Humilhado, Custódio se queixou à família da moça e acabou por despertar a ira
do padrinho Alexandre, dono da casa em que o casal morava. Na quarta noite em
que ela se negou a aceitar o marido na cama, Alexandre ameaçou castigar Caetana
por desobediência. Provida de uma coragem incomum para as mulheres da época, a
escrava fugiu aos prantos, sozinha, em direção à casa-grande.

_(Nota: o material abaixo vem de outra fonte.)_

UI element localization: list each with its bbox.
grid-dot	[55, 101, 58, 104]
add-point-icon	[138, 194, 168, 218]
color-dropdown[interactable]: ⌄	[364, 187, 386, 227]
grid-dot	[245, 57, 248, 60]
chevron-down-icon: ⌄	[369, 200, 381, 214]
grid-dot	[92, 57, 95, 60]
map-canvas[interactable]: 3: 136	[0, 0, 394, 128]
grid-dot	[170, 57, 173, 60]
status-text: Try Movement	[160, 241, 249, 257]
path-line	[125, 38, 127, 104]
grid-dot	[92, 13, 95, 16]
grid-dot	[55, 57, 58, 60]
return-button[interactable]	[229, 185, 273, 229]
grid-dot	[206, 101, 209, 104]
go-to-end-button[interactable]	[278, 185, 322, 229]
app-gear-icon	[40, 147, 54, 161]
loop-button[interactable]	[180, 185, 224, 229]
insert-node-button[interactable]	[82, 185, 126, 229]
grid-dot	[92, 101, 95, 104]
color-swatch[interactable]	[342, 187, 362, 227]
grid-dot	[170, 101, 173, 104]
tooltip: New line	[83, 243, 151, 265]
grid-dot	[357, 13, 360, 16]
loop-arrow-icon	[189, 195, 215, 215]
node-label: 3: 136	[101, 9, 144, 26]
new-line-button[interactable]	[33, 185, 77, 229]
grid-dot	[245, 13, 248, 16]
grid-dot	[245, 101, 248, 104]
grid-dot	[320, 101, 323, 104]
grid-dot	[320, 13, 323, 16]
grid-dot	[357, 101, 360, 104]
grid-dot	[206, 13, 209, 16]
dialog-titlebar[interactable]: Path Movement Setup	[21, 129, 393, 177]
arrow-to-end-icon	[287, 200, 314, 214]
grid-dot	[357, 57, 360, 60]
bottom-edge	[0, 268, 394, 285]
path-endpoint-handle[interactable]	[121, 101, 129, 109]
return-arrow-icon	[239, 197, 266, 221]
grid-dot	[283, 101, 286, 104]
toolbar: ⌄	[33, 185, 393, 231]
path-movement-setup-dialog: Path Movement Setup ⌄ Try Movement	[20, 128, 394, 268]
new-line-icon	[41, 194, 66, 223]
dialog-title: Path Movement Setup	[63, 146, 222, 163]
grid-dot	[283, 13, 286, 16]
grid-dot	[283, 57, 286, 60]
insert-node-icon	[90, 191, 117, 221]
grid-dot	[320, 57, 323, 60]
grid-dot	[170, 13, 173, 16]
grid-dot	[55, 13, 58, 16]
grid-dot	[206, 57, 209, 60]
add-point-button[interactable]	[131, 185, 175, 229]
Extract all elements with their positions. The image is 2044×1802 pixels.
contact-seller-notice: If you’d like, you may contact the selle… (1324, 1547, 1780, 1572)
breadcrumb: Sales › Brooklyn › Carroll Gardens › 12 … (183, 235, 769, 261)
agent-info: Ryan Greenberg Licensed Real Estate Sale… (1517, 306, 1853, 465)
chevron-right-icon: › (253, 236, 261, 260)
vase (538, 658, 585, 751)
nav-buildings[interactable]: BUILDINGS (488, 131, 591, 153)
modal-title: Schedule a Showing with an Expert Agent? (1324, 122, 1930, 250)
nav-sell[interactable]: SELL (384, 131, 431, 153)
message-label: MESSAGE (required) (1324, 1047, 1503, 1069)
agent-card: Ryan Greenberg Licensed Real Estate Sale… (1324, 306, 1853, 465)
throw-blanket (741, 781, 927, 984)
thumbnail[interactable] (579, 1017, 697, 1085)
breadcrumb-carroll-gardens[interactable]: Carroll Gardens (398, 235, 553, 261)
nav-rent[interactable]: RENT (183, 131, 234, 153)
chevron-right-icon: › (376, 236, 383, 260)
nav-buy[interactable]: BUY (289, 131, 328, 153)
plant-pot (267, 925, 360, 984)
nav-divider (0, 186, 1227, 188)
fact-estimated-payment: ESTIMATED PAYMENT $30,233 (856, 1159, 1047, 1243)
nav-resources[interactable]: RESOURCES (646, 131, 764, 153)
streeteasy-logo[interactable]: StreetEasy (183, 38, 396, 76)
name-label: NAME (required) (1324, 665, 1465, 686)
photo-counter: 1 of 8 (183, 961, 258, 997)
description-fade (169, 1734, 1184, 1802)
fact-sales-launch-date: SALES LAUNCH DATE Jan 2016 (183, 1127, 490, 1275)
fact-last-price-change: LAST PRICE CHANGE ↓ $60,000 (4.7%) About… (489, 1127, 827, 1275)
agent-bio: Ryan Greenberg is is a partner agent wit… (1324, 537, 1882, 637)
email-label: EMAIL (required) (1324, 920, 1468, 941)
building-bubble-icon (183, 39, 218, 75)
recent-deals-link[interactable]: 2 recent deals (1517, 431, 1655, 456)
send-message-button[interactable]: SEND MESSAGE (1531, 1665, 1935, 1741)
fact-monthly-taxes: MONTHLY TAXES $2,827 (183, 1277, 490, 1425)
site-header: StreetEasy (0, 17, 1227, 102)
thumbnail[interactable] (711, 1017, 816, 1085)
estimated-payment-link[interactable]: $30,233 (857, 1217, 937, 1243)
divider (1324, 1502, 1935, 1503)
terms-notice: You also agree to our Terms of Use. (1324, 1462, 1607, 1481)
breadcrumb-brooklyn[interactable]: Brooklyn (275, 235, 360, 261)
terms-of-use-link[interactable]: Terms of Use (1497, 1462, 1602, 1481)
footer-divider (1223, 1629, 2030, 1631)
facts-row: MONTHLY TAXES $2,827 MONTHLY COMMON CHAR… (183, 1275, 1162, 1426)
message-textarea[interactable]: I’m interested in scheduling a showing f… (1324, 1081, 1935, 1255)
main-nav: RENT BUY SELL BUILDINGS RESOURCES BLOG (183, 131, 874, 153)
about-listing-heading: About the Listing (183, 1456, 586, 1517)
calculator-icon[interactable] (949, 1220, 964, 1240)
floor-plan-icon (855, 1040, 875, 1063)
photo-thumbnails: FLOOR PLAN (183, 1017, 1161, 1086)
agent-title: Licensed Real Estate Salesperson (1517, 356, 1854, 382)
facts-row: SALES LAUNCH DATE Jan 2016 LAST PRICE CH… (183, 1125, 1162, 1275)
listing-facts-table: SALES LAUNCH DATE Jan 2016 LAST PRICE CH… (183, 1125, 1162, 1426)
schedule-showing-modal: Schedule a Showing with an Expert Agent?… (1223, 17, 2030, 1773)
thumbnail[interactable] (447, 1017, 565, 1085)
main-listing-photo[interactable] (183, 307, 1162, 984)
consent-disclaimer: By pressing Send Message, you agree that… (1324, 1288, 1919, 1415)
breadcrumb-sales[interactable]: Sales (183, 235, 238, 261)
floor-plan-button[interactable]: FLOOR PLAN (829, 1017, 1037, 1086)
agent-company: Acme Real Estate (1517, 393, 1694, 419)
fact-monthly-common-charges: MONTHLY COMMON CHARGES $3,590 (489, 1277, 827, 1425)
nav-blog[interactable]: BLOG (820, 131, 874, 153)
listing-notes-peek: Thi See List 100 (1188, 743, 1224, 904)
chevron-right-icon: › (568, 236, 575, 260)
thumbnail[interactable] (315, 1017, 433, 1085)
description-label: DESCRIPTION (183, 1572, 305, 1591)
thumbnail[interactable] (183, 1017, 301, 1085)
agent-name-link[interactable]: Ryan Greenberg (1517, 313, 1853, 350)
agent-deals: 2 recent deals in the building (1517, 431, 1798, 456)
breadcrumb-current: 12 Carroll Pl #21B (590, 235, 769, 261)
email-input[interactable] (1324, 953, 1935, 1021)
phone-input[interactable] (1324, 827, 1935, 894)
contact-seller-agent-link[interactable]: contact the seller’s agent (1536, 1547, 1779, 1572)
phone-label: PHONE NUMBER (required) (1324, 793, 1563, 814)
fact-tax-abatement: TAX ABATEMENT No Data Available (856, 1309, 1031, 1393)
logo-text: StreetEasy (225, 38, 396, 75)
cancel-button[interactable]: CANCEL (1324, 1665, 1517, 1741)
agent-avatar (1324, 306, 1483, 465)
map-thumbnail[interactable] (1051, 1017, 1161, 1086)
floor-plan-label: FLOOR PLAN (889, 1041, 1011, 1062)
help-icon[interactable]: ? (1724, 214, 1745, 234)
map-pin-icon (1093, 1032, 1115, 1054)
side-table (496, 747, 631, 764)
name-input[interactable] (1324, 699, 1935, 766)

Não se sabe se foi por pena, mas Luís Mariano Tolosa ouviu as queixas da
mucama, que trabalhava diariamente em sua casa, e decidiu consultar um advogado
para iniciar o processo de anulação do casamento. O processo de Caetana e
Custódio foi o primeiro (e um dos únicos) no Brasil que teve como ponto de
partida a negativa de uma escrava a consumar um casamento arranjado, como
mostrou a pesquisa de Sandra Lauderdale Graham, que descobriu essa história. Uma
vez iniciado, o trâmite abriu uma brecha na legislação vigente ao permitir que
escravos fossem ouvidos em Corte, num julgamento que envolvia três partes:
esposa, marido e Igreja. As testemunhas “puseram a mão direita sobre a Bíblia e
juraram dizer somente a verdade”. Apesar de todo o empenho das partes, a
anulação foi negada.
Para tanto, foi fundamental o depoimento do padre que selou a união do casal,
o qual chegou a afirmar em carta redigida em próprio punho que antes do
casamento ouviu no confessionário da boca de Caetana que ela manifestava vontade
de se casar. Durante cinco anos, a moça viveu separada de Custódio, sem consumar
o casamento, até o processo passar por todas as instâncias burocráticas
necessárias. Não há registros se depois da decisão judicial ela cumpriu seus
deveres de esposa e voltou a morar com o marido, o qual, aliás, em juízo,
afirmou não ter interesse em permanecer com ela contra sua vontade. Tampouco se
conhece de onde Caetana tirou força para desafiar as estruturas de poder da
sociedade de seu tempo, já que casamentos forçados, principalmente entre
escravos, eram comuns. O que se sabe é que o audacioso “não” de Caetana
reverberou na história como símbolo de coragem.